Desidero infine ringraziare gli amici aliesi Pinella Drago e Rosario Fatta, autori di alcuni dei più interessanti scatti fotografici inseriti in questo articolo. Il Sig.Fatta, in particolare, per la disponibilità a recarsi sul posto per mio conto derivante dal fatto che di norma risiedo lontano dalla Sicilia, ma soprattutto per le acrobazie affrontate nel mese di gennaio 2023 per realizzare alcuni scatti anche all’interno della coppia di cavità, fra cui quello scelto per la pubblicazione (Fig.10).
Giovanni Ferrara
[1] Vito Francesco Polcaro (1945 – 2018), Ingegnere, astronomo, archeoastronomo, divulgatore. La frase fra virgolette è presa dal libro “Civiltà del sole in Sicilia – Indicatori solstiziali ed equinoziali di presumibile epoca preistorica”, autori F.Maurici, V.F.Polcaro, A.Scuderi, Ed.Kalós, 2019
[2] A mio avviso la datazione dal grande complesso rupestre della Gurfa va diversificata nelle varie parti. Numerosi indizi e vari riscontri fanno in effetti ritenere che si sia trattato di una successione di interventi umani distribuiti lungo un tempo che si può stimare di circa 33/35 secoli.
[3] Le tombe a tholos della Sicilia centro meridionale, di Francesco Tomasello (1997)
[4] Disco di bronzo del diametro di 32 cm. scoperto anni fa nel nord della Germania. Oltre ai simboli del sole, della luna e di una costellazione, era dotato lungo il bordo di un settore in oro di ampiezza di circa 80°, incastonato nel bronzo (80° è la differenza fra gli azimut dei tramonti dei due solstizi alle latitudini di Nebra). Un ipotetico “disco della Gurfa” in bronzo avrebbe invece un settore incastonato pari a circa 60°, ossia la differenza fra 300° e 240°, azimut estremi del “pendolo solstiziale” solare alle latitudini siciliane.

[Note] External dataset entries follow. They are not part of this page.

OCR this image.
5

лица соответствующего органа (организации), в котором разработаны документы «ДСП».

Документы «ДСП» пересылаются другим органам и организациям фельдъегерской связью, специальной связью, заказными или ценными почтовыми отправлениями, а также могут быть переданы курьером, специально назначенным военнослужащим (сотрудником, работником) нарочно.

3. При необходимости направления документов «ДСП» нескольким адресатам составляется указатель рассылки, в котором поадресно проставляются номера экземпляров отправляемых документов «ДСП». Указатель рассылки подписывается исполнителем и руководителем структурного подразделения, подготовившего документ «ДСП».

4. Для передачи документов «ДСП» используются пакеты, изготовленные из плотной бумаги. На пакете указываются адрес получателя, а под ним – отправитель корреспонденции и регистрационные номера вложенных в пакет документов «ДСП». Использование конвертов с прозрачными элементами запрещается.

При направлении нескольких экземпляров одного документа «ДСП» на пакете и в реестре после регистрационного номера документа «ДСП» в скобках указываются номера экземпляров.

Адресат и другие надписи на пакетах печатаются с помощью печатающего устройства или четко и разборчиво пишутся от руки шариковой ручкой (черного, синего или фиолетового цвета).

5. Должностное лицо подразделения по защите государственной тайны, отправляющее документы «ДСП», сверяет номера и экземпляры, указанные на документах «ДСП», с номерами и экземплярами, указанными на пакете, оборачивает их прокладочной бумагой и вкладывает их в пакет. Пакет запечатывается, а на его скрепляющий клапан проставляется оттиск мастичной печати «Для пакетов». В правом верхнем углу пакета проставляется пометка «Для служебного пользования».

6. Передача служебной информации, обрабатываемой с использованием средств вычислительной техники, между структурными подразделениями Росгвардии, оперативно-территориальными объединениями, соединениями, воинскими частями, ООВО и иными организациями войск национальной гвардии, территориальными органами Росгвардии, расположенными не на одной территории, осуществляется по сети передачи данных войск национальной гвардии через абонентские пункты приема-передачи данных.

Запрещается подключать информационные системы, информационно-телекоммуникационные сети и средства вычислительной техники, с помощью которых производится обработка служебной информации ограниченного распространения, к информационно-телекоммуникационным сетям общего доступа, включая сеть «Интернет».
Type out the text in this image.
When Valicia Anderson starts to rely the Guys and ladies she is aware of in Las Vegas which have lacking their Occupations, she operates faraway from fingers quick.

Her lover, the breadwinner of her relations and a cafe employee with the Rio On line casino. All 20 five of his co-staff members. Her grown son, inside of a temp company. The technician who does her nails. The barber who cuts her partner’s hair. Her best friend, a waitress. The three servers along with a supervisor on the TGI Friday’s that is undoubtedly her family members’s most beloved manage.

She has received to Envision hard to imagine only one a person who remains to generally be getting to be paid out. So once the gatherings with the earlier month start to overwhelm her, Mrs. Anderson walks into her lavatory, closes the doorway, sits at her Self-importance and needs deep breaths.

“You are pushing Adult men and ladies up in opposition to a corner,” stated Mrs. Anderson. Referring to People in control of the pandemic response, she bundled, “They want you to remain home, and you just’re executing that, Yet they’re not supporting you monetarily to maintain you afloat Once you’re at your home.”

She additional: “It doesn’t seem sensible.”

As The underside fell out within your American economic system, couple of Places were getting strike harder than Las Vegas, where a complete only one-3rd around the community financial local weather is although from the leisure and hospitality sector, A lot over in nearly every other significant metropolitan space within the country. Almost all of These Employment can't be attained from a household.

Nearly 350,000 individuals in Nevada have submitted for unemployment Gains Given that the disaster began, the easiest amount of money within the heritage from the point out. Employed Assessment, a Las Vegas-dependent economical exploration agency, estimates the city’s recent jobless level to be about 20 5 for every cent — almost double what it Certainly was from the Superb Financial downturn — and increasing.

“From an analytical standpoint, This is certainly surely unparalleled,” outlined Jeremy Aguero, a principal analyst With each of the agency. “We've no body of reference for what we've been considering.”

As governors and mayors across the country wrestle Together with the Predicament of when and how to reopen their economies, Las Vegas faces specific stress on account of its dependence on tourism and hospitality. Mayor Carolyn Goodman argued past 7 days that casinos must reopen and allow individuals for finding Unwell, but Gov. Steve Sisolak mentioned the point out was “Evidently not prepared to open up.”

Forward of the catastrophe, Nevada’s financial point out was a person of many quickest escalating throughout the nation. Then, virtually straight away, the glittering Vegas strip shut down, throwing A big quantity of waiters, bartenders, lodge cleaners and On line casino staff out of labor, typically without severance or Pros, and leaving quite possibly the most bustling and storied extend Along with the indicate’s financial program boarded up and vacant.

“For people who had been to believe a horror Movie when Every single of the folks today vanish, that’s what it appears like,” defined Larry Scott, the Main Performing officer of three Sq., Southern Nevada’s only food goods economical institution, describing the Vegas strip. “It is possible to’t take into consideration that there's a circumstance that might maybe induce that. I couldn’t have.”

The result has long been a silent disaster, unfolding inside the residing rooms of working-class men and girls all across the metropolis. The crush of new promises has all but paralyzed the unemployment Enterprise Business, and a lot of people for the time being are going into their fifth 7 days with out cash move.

[5] Una prima positiva valutazione mi è stata espressa nel luglio 2023 dal prof. A.Gaspani, astrofisico dell’INAF di Brera ed esperto di archeoastronomia. Dall’esito delle sue verifiche risulta che, entro piccoli margini di approssimazione del tutto tollerabili, i dati astronomici esposti sono corretti, e tutto lo studio, nel suo complesso, è corretto. Ciò comporta un certo grado di plausibilità delle ipotesi qui esposte.